Rising to prominence after the resurgence in garage rock led by the Strokes, Yeah Yeah Yeahs have never really enjoyed the limelight quite as much as their fellow New Yorkers. Still, with three well-received studio albums the Yeah Yeah Yeahs are a band who have consistently grown in breadth and depth, and here Brixton finds them at the top of their game.
The Yeah Yeah Yeahs start with ‘Runaway’ whilst big, round eyeballs and what looks like an oversized Japanese shadow puppet float behind the curtain. As the song builds to a crescendo, the curtain falls and the puppet is actually a beaming Karen O with false stick arms attached, wearing a pseudo-samurai helmet and pirouetting about the stage, a colourful pop-art dress billowing and swirling around her.
One of the reasons Karen O is such a captivating frontwoman is that she seems to genuinely relish being on stage, jumping around with a fantastical array of costumes at her disposal, including the fan’s favourite, the headdress made from dayglo hands. Karen keeps a packed Brixton academy entranced, whilst drummer Brian Sitek smiles beatifically as she works the crowd into a frenzy with masterful stagecraft.

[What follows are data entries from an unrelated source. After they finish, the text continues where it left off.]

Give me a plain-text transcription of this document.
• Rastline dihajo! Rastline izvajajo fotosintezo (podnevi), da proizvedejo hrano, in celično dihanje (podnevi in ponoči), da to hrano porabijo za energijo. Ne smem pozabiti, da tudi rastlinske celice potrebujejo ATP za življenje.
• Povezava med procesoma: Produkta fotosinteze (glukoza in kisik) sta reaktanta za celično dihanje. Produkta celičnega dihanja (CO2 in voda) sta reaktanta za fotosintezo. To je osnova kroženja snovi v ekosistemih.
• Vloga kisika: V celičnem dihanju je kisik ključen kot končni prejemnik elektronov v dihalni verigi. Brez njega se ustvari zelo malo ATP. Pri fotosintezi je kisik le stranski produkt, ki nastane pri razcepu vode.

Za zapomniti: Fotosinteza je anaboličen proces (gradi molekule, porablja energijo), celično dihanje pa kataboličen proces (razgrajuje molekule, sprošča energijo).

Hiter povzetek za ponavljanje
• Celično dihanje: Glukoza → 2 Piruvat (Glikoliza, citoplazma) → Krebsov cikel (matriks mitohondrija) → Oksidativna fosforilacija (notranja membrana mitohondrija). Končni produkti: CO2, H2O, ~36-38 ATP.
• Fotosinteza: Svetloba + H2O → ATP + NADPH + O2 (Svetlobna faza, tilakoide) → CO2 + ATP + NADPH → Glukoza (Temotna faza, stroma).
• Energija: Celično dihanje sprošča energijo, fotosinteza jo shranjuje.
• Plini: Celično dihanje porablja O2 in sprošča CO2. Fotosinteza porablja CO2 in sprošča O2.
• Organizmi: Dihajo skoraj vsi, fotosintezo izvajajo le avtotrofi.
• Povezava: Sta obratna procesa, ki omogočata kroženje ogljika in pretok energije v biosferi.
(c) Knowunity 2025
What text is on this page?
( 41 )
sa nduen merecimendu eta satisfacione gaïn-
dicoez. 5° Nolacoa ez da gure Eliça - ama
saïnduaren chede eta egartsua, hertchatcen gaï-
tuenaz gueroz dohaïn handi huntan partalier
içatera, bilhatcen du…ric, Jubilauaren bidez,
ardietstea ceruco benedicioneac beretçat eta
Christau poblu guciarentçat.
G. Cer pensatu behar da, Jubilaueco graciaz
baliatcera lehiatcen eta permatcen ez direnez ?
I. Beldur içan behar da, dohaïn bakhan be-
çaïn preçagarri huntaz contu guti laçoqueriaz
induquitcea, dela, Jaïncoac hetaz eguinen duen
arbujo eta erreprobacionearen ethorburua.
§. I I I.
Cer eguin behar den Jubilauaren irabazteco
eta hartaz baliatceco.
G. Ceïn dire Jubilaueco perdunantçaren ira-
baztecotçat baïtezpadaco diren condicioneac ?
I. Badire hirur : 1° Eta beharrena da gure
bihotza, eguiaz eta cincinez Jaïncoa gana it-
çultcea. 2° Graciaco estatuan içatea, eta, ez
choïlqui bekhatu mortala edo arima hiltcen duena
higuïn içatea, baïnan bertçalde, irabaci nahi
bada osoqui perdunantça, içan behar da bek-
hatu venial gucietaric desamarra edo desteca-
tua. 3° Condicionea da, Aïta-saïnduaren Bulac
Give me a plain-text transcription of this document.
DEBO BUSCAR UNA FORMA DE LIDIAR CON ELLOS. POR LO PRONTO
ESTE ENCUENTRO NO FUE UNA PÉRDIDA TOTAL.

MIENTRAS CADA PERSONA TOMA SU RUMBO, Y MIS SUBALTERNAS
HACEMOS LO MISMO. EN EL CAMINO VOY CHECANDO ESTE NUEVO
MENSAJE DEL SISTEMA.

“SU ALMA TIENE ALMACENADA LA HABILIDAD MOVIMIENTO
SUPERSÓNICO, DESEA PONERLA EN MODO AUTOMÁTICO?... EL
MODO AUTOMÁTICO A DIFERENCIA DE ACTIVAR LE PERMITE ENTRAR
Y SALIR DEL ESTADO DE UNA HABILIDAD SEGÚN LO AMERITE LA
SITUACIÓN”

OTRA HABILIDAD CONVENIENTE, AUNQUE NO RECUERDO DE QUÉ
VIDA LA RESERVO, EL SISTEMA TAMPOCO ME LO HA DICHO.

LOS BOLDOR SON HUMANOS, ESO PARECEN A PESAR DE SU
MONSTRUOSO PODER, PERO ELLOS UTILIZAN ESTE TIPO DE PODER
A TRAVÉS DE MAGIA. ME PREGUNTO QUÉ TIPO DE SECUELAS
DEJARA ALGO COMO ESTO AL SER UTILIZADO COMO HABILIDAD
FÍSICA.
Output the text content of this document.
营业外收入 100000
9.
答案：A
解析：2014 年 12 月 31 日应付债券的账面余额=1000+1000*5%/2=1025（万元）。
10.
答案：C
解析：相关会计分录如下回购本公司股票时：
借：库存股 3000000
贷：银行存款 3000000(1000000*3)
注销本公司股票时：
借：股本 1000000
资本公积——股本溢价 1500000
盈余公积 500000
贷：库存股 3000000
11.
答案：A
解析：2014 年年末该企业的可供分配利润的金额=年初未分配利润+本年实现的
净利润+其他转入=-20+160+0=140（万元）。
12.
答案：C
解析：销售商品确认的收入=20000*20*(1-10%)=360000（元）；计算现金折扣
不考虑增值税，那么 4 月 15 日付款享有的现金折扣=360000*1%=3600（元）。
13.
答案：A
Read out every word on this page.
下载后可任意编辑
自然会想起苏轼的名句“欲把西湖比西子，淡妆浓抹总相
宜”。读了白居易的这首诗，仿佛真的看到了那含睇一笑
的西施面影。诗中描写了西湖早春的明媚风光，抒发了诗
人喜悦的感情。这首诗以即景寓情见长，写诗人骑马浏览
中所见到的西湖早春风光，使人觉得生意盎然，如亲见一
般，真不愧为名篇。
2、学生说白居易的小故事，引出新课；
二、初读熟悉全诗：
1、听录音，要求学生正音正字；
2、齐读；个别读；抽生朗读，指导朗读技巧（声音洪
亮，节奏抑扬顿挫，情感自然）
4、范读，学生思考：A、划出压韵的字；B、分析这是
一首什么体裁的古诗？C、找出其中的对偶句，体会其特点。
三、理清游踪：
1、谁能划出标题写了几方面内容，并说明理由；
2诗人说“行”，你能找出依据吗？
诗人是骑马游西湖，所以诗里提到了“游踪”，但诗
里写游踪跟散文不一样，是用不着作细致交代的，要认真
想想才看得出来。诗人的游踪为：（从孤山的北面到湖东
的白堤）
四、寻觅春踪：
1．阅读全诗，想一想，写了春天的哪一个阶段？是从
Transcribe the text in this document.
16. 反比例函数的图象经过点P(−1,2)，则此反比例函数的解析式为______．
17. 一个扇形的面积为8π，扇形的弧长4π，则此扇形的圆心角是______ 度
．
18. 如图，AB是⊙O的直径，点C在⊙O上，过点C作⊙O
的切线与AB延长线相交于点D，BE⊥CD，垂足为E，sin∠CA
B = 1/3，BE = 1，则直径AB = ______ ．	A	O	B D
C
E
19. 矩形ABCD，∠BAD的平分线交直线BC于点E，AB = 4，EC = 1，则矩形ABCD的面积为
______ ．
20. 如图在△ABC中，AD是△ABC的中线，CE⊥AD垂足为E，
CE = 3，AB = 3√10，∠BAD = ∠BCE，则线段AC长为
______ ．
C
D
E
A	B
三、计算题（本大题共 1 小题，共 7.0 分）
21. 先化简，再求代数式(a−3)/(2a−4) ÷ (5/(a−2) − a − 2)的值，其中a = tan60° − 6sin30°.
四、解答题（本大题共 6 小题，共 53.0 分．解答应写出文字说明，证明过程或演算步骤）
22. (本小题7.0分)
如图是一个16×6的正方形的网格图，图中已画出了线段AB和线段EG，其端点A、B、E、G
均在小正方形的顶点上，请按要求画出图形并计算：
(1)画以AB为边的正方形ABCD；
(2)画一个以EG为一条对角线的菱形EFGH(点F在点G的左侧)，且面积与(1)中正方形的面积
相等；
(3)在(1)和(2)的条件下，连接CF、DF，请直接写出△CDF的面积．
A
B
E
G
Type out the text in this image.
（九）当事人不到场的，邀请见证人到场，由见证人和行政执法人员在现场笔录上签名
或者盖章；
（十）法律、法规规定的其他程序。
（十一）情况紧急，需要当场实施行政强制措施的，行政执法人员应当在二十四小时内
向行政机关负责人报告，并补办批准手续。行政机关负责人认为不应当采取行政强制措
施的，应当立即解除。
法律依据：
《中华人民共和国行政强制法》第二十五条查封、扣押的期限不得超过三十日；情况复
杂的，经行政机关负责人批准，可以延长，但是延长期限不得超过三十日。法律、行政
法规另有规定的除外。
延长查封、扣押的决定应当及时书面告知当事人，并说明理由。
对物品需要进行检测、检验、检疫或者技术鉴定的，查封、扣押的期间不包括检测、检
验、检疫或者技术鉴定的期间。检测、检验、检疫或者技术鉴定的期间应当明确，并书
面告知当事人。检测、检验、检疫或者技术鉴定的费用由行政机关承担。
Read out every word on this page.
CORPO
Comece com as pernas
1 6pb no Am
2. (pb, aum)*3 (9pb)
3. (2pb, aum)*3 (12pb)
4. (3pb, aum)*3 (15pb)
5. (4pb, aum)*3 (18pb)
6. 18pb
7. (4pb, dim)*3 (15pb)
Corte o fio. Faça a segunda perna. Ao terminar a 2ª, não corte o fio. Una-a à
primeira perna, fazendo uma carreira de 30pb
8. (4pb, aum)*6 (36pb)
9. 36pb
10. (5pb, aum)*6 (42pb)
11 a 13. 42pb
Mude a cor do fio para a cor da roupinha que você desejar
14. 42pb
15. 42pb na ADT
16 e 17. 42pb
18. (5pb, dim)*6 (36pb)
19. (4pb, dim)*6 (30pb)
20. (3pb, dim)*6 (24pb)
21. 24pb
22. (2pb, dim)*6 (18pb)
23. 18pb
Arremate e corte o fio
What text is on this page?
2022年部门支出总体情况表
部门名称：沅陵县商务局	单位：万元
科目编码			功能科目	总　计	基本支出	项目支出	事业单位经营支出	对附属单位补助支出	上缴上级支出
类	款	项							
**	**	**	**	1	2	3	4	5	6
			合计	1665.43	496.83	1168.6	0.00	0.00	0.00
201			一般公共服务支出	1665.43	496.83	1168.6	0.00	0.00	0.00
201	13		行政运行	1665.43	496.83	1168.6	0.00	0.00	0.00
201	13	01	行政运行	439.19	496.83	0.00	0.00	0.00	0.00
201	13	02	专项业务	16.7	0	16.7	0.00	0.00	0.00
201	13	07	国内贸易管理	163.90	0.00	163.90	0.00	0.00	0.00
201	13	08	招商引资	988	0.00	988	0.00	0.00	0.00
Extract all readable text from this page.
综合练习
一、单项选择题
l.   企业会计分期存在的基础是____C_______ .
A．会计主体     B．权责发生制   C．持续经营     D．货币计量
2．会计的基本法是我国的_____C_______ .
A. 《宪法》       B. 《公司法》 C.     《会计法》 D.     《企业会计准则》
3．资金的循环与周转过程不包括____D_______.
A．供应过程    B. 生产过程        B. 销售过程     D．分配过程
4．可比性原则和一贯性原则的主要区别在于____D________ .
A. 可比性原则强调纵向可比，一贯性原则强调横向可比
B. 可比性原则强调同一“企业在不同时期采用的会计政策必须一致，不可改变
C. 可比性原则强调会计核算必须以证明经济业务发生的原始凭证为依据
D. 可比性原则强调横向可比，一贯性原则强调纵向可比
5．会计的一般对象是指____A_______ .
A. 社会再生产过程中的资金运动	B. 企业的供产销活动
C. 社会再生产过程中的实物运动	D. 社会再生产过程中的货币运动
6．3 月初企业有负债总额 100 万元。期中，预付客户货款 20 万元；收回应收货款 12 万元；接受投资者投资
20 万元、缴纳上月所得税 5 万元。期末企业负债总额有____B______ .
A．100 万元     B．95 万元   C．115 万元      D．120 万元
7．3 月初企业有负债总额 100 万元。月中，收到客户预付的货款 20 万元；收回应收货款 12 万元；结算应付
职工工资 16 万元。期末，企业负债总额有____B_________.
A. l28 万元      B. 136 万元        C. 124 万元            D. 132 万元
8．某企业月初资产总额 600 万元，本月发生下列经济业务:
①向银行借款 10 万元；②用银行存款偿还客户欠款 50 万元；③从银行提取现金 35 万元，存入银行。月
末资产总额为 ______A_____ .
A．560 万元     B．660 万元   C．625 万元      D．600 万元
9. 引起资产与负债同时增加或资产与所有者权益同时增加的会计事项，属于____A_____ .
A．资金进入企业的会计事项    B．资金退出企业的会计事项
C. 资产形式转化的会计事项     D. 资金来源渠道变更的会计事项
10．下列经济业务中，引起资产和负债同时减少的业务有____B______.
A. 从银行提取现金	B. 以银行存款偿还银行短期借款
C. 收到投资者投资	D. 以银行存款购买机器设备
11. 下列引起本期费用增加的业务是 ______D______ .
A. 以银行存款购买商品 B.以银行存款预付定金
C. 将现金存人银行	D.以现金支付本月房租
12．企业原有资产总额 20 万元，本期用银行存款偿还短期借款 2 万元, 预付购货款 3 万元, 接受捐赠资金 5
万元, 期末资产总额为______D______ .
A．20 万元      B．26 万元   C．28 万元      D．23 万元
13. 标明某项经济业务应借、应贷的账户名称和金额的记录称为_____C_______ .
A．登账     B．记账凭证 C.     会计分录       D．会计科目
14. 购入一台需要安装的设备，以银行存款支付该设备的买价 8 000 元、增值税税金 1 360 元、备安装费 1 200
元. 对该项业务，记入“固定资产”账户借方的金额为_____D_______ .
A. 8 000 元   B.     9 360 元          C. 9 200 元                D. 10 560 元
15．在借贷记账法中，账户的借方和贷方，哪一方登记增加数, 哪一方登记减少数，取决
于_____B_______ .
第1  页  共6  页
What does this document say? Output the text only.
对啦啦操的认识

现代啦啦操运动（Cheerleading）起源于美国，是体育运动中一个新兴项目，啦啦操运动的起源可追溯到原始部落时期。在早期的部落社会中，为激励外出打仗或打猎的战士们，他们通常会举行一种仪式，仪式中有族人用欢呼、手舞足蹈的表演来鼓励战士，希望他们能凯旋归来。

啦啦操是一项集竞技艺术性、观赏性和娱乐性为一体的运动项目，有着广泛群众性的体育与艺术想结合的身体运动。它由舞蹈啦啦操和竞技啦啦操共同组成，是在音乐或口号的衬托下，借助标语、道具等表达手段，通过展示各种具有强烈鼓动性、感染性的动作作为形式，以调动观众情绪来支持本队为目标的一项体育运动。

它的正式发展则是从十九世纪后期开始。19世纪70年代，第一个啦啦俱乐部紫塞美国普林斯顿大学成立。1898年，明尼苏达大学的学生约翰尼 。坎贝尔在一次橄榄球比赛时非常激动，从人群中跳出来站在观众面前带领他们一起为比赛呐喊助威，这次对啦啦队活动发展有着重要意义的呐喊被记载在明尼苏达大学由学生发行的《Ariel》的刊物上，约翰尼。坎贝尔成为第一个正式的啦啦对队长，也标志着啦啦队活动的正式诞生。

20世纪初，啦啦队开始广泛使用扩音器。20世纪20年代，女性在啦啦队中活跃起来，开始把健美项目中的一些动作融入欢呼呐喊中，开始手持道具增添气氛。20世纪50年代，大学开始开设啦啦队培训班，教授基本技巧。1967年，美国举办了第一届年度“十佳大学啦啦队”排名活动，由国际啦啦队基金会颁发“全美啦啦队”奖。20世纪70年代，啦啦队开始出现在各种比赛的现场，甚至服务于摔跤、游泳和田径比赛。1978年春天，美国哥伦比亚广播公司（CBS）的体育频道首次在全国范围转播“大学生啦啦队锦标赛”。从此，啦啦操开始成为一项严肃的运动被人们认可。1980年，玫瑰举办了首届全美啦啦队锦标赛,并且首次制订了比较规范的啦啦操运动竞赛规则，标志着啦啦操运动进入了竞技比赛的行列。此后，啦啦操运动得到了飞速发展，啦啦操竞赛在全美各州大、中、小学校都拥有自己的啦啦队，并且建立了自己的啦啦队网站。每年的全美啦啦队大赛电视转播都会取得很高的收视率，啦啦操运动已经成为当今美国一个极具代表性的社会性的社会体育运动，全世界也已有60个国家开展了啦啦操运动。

The Yeah Yeah Yeahs perform a mix of material, including several first album treats such as ‘Black Tongue’, ‘Pin’ and ‘Y Control’, as well as a rousing ‘Cheated Hearts’ and ‘Gold Lion’ from Show Your Bones. One of the oversized eyeballs bounces round the crowd for ‘Zero’, before leather-clad Karen O demands it back: “I’ve had it with that fucking eyeball man, it’s starting to stress me out!”.
With the eyeball back in its socket, she induces a feverish disco-bop with ‘Heads Will Roll’, and finishes the set serenely with an acoustic version of ‘Maps’. For the encore, she makes like a crab and fellates the microphone during ‘Art Star’, before leading the band through an incendiary ‘Date With The Night’.
Although the noughties may not have produced any clear-cut, era-defining musical movement, one thing is for certain; Karen O is this decade’s musical heroine.